Were AI vendors to address their models’ shortcomings head on, in humble and transparent language, it would go a lot further than haphazard attempts at “fixing” what’s essentially unfixable bias. We all have biases, the truth is, and we don’t treat people the same as a result – nor do the models we’re building. And we’d do well to acknowledge that.
Other AI Stories of Note
Here are some other AI stories worth mentioning from the past few days:
AI Models’ Hidden Knowledge
Despite not truly “understanding” what a cat or a dog is, AI models seem to have internalized some “meanings” similar to those of humans. According to Amazon researchers, this is because these models are able to recognize similar “trajectories” between sentences with different grammar but similar concepts. This suggests that these models may have more sophisticated understandings than expected.
Enhancing Prosthetic Vision
Neural encoding has proven useful in improving the limited resolution of artificial retinas and other methods of replacing parts of the human visual system.

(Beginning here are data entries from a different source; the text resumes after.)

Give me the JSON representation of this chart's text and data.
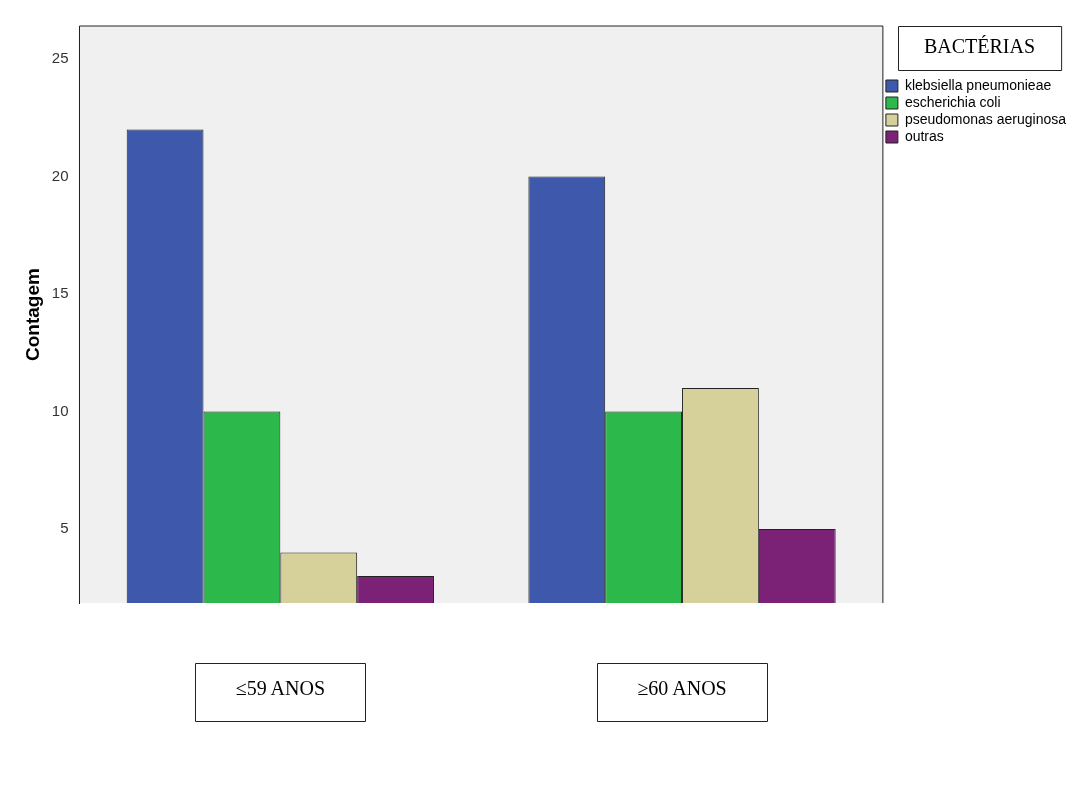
{
  "chart_data": {
    "type": "bar",
    "ylabel": "Contagem",
    "legend_title": "BACTÉRIAS",
    "categories": [
      "≤59 ANOS",
      "≥60 ANOS"
    ],
    "series": [
      {
        "name": "klebsiella pneumonieae",
        "color": "#3e58ac",
        "values": [
          22,
          20
        ]
      },
      {
        "name": "escherichia coli",
        "color": "#2db84c",
        "values": [
          10,
          10
        ]
      },
      {
        "name": "pseudomonas aeruginosa",
        "color": "#d6d19a",
        "values": [
          4,
          11
        ]
      },
      {
        "name": "outras",
        "color": "#7b2176",
        "values": [
          3,
          5
        ]
      }
    ],
    "ylim": [
      1.85,
      26.4
    ],
    "yticks": [
      5,
      10,
      15,
      20,
      25
    ],
    "grid": false,
    "legend": "top right"
  }
}
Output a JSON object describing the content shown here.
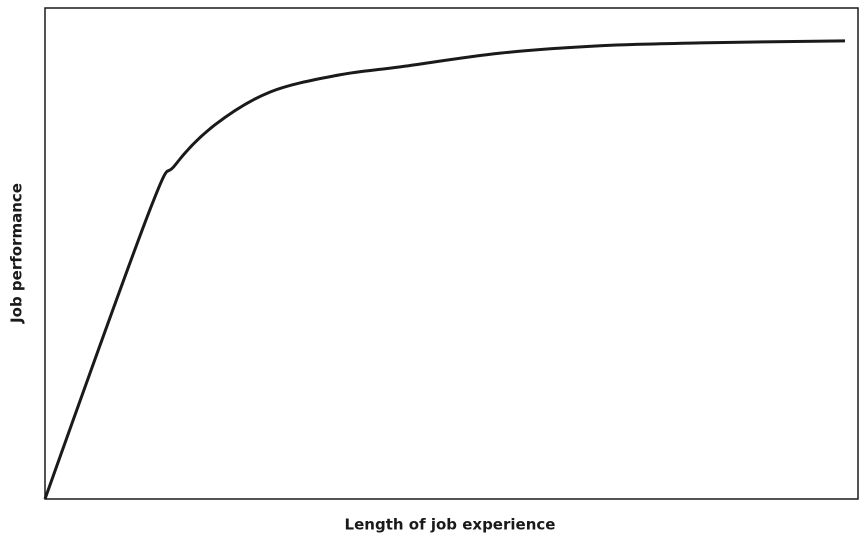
{
  "chart_data": {
    "type": "line",
    "xlabel": "Length of job experience",
    "ylabel": "Job performance",
    "x": [
      0,
      12.9,
      16.0,
      20.9,
      27.7,
      36.3,
      43.7,
      56.0,
      68.3,
      80.6,
      98.4
    ],
    "series": [
      {
        "color": "#1a1a1a",
        "values": [
          0,
          58.9,
          68.0,
          76.2,
          82.9,
          86.4,
          88.0,
          90.8,
          92.3,
          92.9,
          93.3
        ]
      }
    ],
    "xlim": [
      0,
      100
    ],
    "ylim": [
      0,
      100
    ]
  }
}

Using machine learning, Swiss researchers found that they could do perceptual compression, which increases the fidelity of images transmitted to these prosthetics.
“Artificial retinas provide blind people with visual sensations by stimulating the surface of the retina with electrodes. Unfortunately, the resolution is very low and the image relayed to the brain is a mere succession of white dots. However, Dario Floreano and his team from EPFL’s Laboratory of Intelligent Systems have recently been working on an algorithm capable of enhancing visual perception in prosthetic vision. The results are published in Nature Machine Intelligence. ‘We developed a balloon model similar to a saliency map like those used to pay attention when seeing the world,’ he explains. ‘Depending on the subject’s head movements, the balloon inflates and signals an important region to stimulate. In other words, a spectacled subject, who directs his gaze at the world at all times with a rapid succession of small eye movements in all directions, would see a more precise picture than a fixed subject.'”
LLMs Making Strides in Chemistry
Researchers at EPFL have found that LLMs can be fine-tuned and utilized in chemistry with minimal training, proving to be a useful tool in expanding the knowledge of chemists. This is due to its ability to be trained on a large body of work that no individual chemist could possibly know all of. For instance, LLMs can be trained to answer yes or no questions about certain chemical properties, and soon are able to extrapolate from that trained knowledge.
Images vs. Text in Gender Stereotyping
Berkeley researchers have found that images found on Google are much more likely to enforce gender stereotypes for certain jobs than text mentioning the same thing. They also discovered that people are more likely to associate certain roles with one gender when viewing images rather than reading text, even days later.
“This isn’t only about the frequency of gender bias online. Part of the story here is that there’s something very sticky, very potent about images’ representation of people that text just doesn’t have,” explained researcher Douglas Guilbeault.
Despite the advances made in AI, it’s crucial to remember that the source of data for many of these models contains serious biases that have real effects on people.